In the first situation, myself and a couple friends were trying to play Rainbow Six Vegas on PCs over the Internet. About seven out of ten tries, we'd get an error reading "Unable to connect to game." Sometimes it would work flawlessly for an hour or so, then boot us all off in the middle of a match, refusing to reconnect for an hour or more. If it never worked at all, I might think it was a network or system security issue interrupting an otherwise stable connection. However, each of the three of us took turns trying to host, each facing the same outcome — more downtime than up.
The game forces you to connect to Ubi.com's servers to play. I yearned for the days of yore when we could just directly connect to a host's IP and cut out the middleman. We tried some of these older titles to test connectivity and they worked fine. Ergo, the problem had to lie with this third party hosting system forced upon us by Ubisoft.

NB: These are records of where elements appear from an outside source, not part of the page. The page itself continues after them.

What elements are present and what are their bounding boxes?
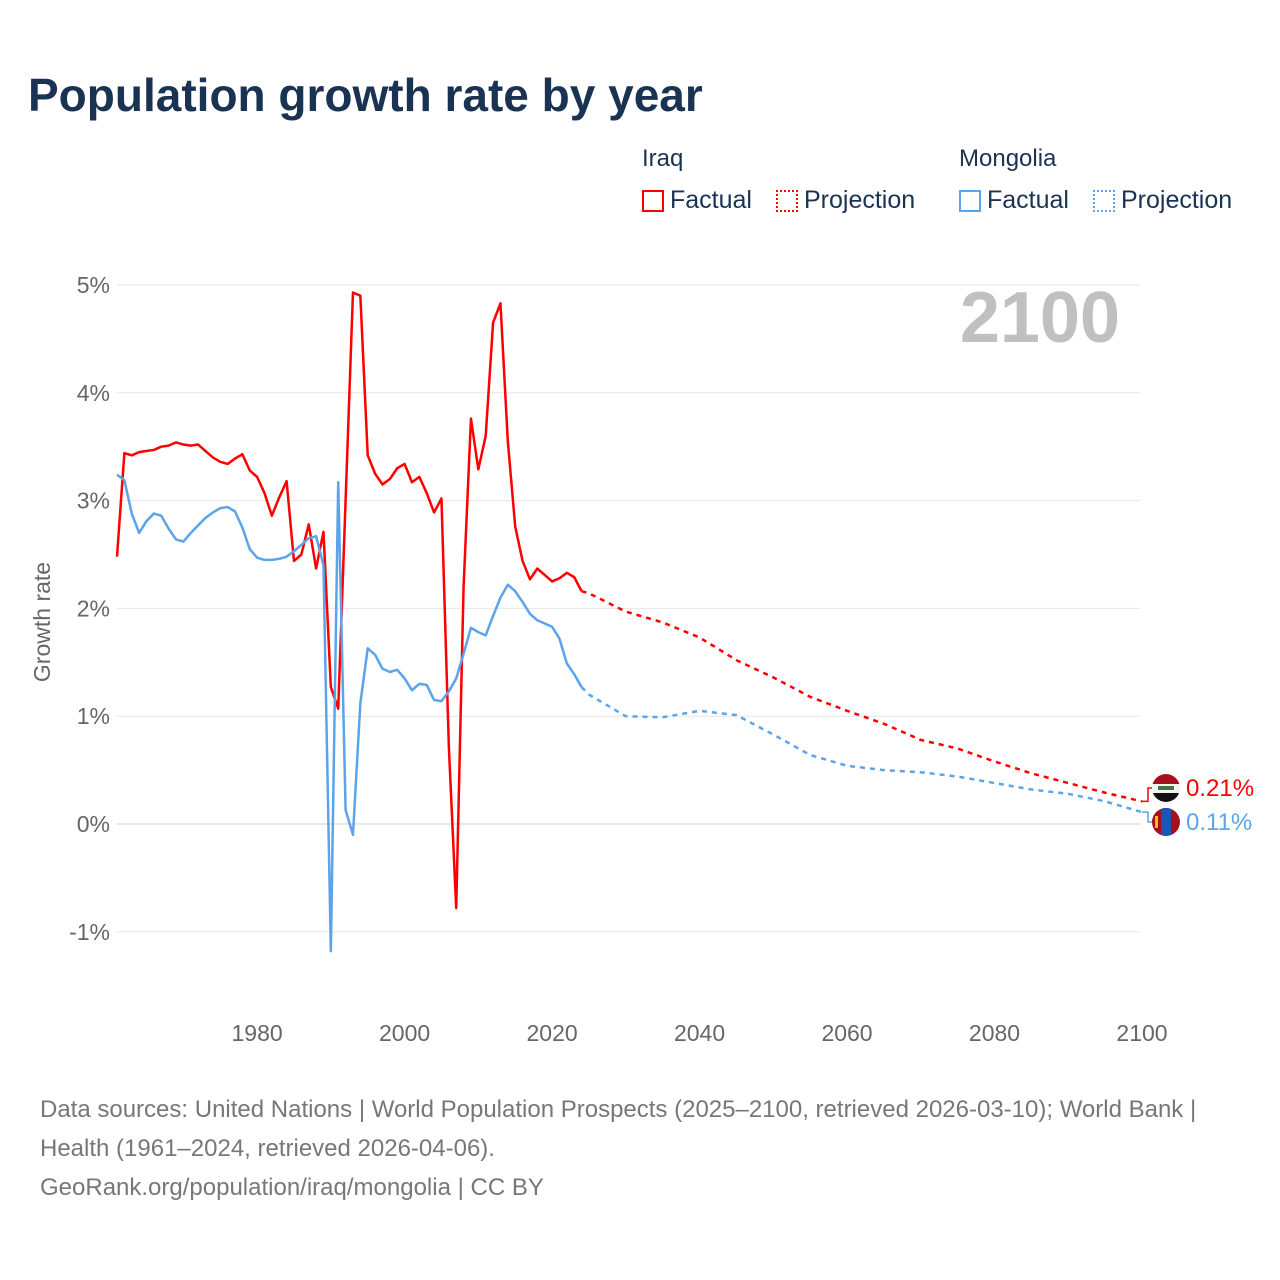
iraq-factual-line	[115, 291, 583, 910]
y-tick-label: 2%	[77, 595, 110, 621]
end-label-leader	[1142, 787, 1152, 803]
legend-label: Projection	[1121, 186, 1233, 214]
y-tick-label: 0%	[77, 811, 110, 837]
legend-group-iraq: Iraq	[642, 145, 684, 172]
legend-swatch-solid	[642, 189, 664, 212]
y-tick-label: -1%	[69, 919, 110, 945]
credit-link[interactable]: GeoRank.org/population/iraq/mongolia | C…	[40, 1174, 544, 1201]
data-sources: Data sources: United Nations | World Pop…	[40, 1096, 1197, 1162]
legend-group-mongolia: Mongolia	[959, 145, 1057, 172]
legend-iraq-projection[interactable]: Projection	[776, 186, 915, 215]
iraq-projection-line	[581, 589, 1143, 803]
end-label-leader	[1142, 811, 1152, 823]
x-tick-label: 1980	[232, 1020, 283, 1046]
iraq-end-value: 0.21%	[1186, 775, 1254, 802]
mongolia-projection-line	[580, 686, 1143, 814]
y-tick-label: 1%	[77, 703, 110, 729]
legend-swatch-dotted	[1093, 189, 1115, 212]
chart-plot: -1% 0% 1% 2% 3% 4% 5% 1980 2000 2020 2040 2060 2080 2…	[29, 272, 1254, 1046]
x-tick-label: 2080	[969, 1020, 1020, 1046]
x-tick-label: 2040	[674, 1020, 725, 1046]
legend-mongolia-factual[interactable]: Factual	[959, 186, 1069, 215]
chart-title: Population growth rate by year	[28, 69, 703, 121]
mongolia-factual-line	[116, 473, 583, 953]
legend-label: Projection	[804, 186, 916, 214]
year-watermark: 2100	[960, 278, 1120, 358]
legend-iraq-factual[interactable]: Factual	[642, 186, 752, 215]
mongolia-end-value: 0.11%	[1186, 809, 1252, 836]
mongolia-flag-icon	[1152, 808, 1180, 836]
y-tick-label: 3%	[77, 488, 110, 514]
x-tick-label: 2020	[526, 1020, 577, 1046]
y-tick-label: 4%	[77, 380, 110, 406]
legend-mongolia-projection[interactable]: Projection	[1093, 186, 1232, 215]
legend-swatch-dotted	[776, 189, 798, 212]
x-tick-label: 2100	[1116, 1020, 1167, 1046]
footer: Data sources: United Nations | World Pop…	[40, 1090, 1240, 1207]
iraq-flag-icon	[1152, 774, 1180, 802]
x-tick-label: 2000	[379, 1020, 430, 1046]
legend-label: Factual	[987, 186, 1069, 214]
legend-swatch-solid	[959, 189, 981, 212]
x-tick-label: 2060	[821, 1020, 872, 1046]
legend-label: Factual	[670, 186, 752, 214]
y-axis-label: Growth rate	[29, 562, 55, 682]
y-tick-label: 5%	[77, 272, 110, 298]
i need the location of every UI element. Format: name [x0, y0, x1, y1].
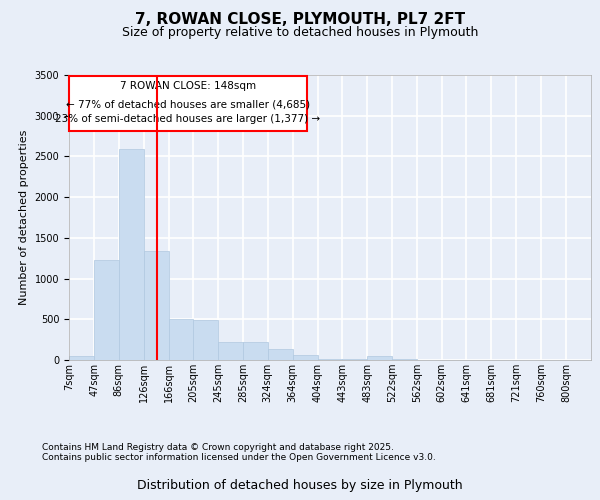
- Text: 7 ROWAN CLOSE: 148sqm: 7 ROWAN CLOSE: 148sqm: [119, 81, 256, 91]
- Bar: [392, 359, 417, 360]
- Bar: [94, 260, 119, 360]
- Text: Size of property relative to detached houses in Plymouth: Size of property relative to detached ho…: [122, 26, 478, 39]
- Y-axis label: Number of detached properties: Number of detached properties: [19, 130, 29, 305]
- FancyBboxPatch shape: [69, 76, 307, 130]
- Bar: [293, 354, 318, 360]
- Text: 23% of semi-detached houses are larger (1,377) →: 23% of semi-detached houses are larger (…: [55, 114, 320, 124]
- Bar: [367, 356, 392, 360]
- Bar: [218, 342, 243, 360]
- Bar: [193, 320, 218, 360]
- Bar: [342, 359, 367, 360]
- Bar: [318, 359, 342, 360]
- Text: ← 77% of detached houses are smaller (4,685): ← 77% of detached houses are smaller (4,…: [65, 99, 310, 109]
- Bar: [69, 356, 94, 360]
- Bar: [143, 251, 169, 360]
- Text: Contains HM Land Registry data © Crown copyright and database right 2025.: Contains HM Land Registry data © Crown c…: [42, 442, 394, 452]
- Text: 7, ROWAN CLOSE, PLYMOUTH, PL7 2FT: 7, ROWAN CLOSE, PLYMOUTH, PL7 2FT: [135, 12, 465, 28]
- Text: Contains public sector information licensed under the Open Government Licence v3: Contains public sector information licen…: [42, 452, 436, 462]
- Bar: [268, 350, 293, 360]
- Text: Distribution of detached houses by size in Plymouth: Distribution of detached houses by size …: [137, 480, 463, 492]
- Bar: [119, 149, 143, 360]
- Bar: [243, 342, 268, 360]
- Bar: [169, 320, 193, 360]
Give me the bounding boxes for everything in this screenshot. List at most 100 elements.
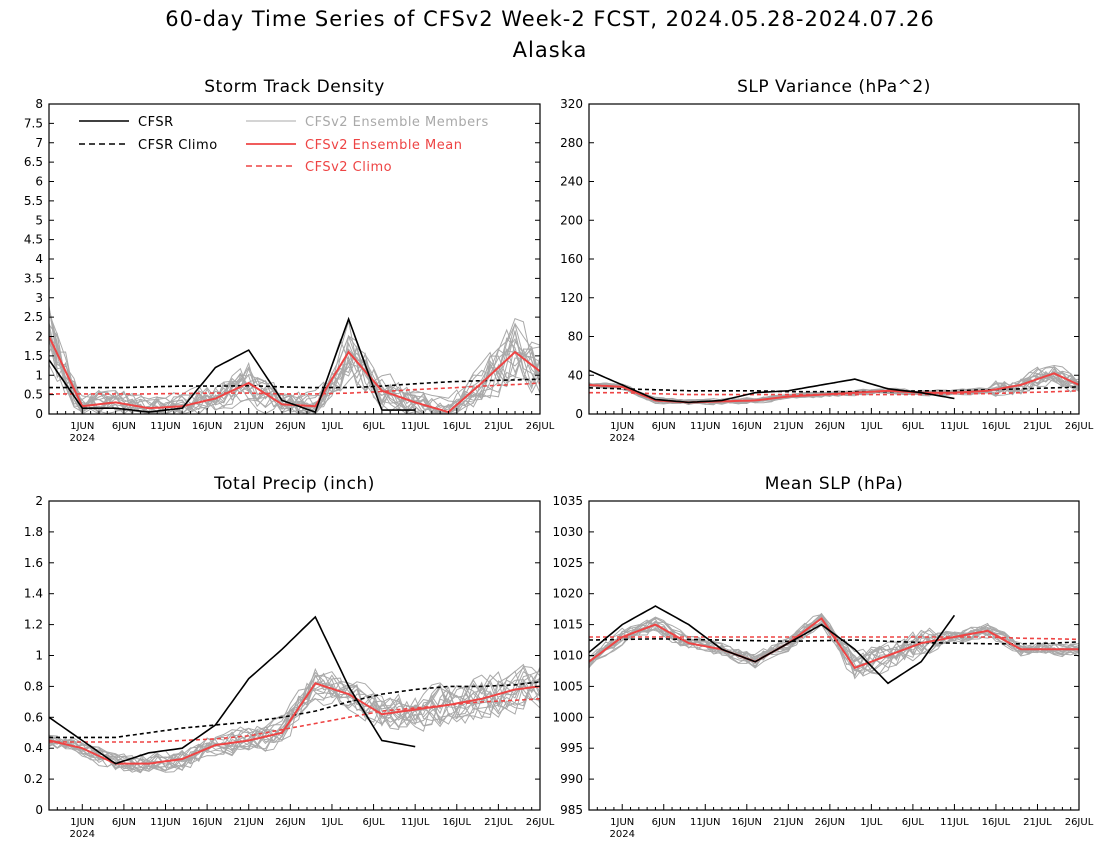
cfsr-line [589, 605, 956, 685]
legend-ens-mean-label: CFSv2 Ensemble Mean [305, 138, 462, 153]
panel-frame [588, 500, 1080, 811]
legend-cfsv2-climo-label: CFSv2 Climo [305, 160, 392, 175]
x-tick-label: 21JUN [233, 817, 263, 828]
panel-title: Mean SLP (hPa) [765, 474, 904, 494]
x-tick-label: 6JUL [362, 421, 385, 432]
cfsv2-climo-line [49, 698, 540, 743]
x-tick-label: 16JUL [982, 817, 1011, 828]
y-tick-label: 240 [560, 175, 583, 189]
y-tick-label: 0 [35, 803, 43, 817]
y-tick-label: 1.5 [24, 349, 43, 363]
y-tick-label: 0.5 [24, 388, 43, 402]
x-tick-label: 26JUL [526, 421, 555, 432]
x-tick-label: 16JUL [982, 421, 1011, 432]
y-tick-label: 6.5 [24, 155, 43, 169]
x-tick-label: 11JUL [401, 817, 430, 828]
total-precip-panel: Total Precip (inch) 0 0.2 0.4 0.6 0.8 1 1.2 1.4 1… [24, 474, 555, 840]
cfsr-line [49, 316, 416, 414]
x-year-label: 2024 [70, 829, 95, 840]
y-tick-label: 1005 [552, 679, 583, 693]
x-tick-label: 1JUN [70, 817, 94, 828]
x-tick-label: 1JUL [860, 817, 883, 828]
y-tick-label: 1.6 [24, 556, 43, 570]
ensemble-member-line [589, 623, 1079, 669]
plot-area [49, 615, 540, 774]
x-tick-label: 26JUN [815, 421, 845, 432]
ensemble-member-line [49, 320, 540, 414]
y-tick-label: 0.6 [24, 710, 43, 724]
ensemble-member-line [49, 322, 540, 414]
y-tick-label: 2.5 [24, 310, 43, 324]
x-tick-label: 21JUN [773, 421, 803, 432]
y-tick-label: 1020 [552, 587, 583, 601]
cfsv2-climo-line [49, 382, 540, 395]
legend-cfsr-climo-label: CFSR Climo [138, 138, 218, 153]
cfsr-line [49, 615, 416, 765]
y-tick-label: 5.5 [24, 194, 43, 208]
y-tick-label: 1010 [552, 649, 583, 663]
mean-slp-panel: Mean SLP (hPa) 985 990 995 1000 1005 1010 1015 1… [552, 474, 1093, 840]
y-tick-label: 0.8 [24, 679, 43, 693]
ensemble-member-line [589, 366, 1079, 405]
y-tick-label: 1.8 [24, 525, 43, 539]
y-tick-label: 0 [35, 407, 43, 421]
y-tick-label: 3.5 [24, 271, 43, 285]
y-tick-label: 160 [560, 252, 583, 266]
x-tick-label: 1JUN [610, 817, 634, 828]
cfsr-line [589, 369, 955, 404]
x-tick-label: 6JUN [112, 817, 136, 828]
figure-title: 60-day Time Series of CFSv2 Week-2 FCST,… [165, 7, 934, 31]
x-tick-label: 21JUL [484, 817, 513, 828]
x-tick-label: 21JUL [1023, 817, 1052, 828]
y-tick-label: 3 [35, 291, 43, 305]
y-tick-label: 320 [560, 97, 583, 111]
ensemble-member-line [49, 338, 540, 414]
ensemble-member-line [49, 322, 540, 414]
y-tick-label: 40 [568, 368, 583, 382]
x-tick-label: 16JUL [442, 817, 471, 828]
cfsr-climo-line [49, 378, 540, 389]
y-tick-label: 1.2 [24, 618, 43, 632]
panel-title: SLP Variance (hPa^2) [737, 77, 931, 97]
plot-area [589, 364, 1079, 406]
plot-area [49, 305, 540, 414]
x-tick-label: 16JUN [732, 421, 762, 432]
y-tick-label: 6 [35, 175, 43, 189]
panel-title: Storm Track Density [204, 77, 385, 97]
x-tick-label: 11JUN [150, 817, 180, 828]
figure-subtitle: Alaska [513, 38, 588, 62]
legend-cfsr-label: CFSR [138, 115, 174, 130]
ensemble-member-line [49, 674, 540, 770]
x-tick-label: 6JUN [112, 421, 136, 432]
y-tick-label: 0.4 [24, 741, 43, 755]
x-tick-label: 1JUL [321, 817, 344, 828]
y-tick-label: 1000 [552, 710, 583, 724]
legend: CFSR CFSR Climo CFSv2 Ensemble Members CFSv… [79, 115, 489, 175]
y-tick-label: 990 [560, 772, 583, 786]
y-tick-label: 120 [560, 291, 583, 305]
panel-frame [588, 103, 1080, 415]
x-tick-label: 21JUN [773, 817, 803, 828]
x-tick-label: 26JUL [1065, 817, 1094, 828]
y-tick-label: 1 [35, 649, 43, 663]
x-tick-label: 21JUN [233, 421, 263, 432]
x-tick-label: 1JUL [860, 421, 883, 432]
x-tick-label: 6JUN [652, 421, 676, 432]
x-year-label: 2024 [609, 433, 634, 444]
y-tick-label: 2 [35, 330, 43, 344]
y-tick-label: 985 [560, 803, 583, 817]
ensemble-member-line [49, 671, 540, 772]
cfsr-climo-line [589, 637, 1079, 645]
legend-members-label: CFSv2 Ensemble Members [305, 115, 489, 130]
ensemble-mean-line [589, 616, 1079, 670]
x-tick-label: 16JUN [732, 817, 762, 828]
y-tick-label: 4 [35, 252, 43, 266]
slp-variance-panel: SLP Variance (hPa^2) 0 40 80 120 160 200 240 280… [560, 77, 1094, 444]
x-year-label: 2024 [609, 829, 634, 840]
y-tick-label: 1030 [552, 525, 583, 539]
y-tick-label: 80 [568, 330, 583, 344]
ensemble-member-line [49, 671, 540, 771]
y-tick-label: 0.2 [24, 772, 43, 786]
plot-area [589, 605, 1079, 685]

At wit's end, I contacted Ubi support about the problem. Having seen dozens and dozens of posts on their very own forums from other users having the same troubles, I figured they'd have dealt with it plenty of times before and would know the solution immediately. The support agent (Jason, the only name I've ever seen respond from Ubi support) replied that it was probably my firewall. I explained that this system didn't even have a firewall, not to mention that two others I know were having the same issue, also without firewalls. Next he told me to forward specific ports on my router. I did it, though I explained that about 30% of the time it worked without forwarding anything, so this seemed futile. As expected, the port forwarding affected nothing.







Article comments
1 - Peter
Thank you! Almost gone mad with this, thinking it was some NAT/port forwarding issue or something. How can this not be pathed?
2 - Vigor
Occasionally UBI servers go down, sometimes for days. However they don't admit to it and send you on a wild goose chaise with their canned responses. I agree - no support is better than useless support.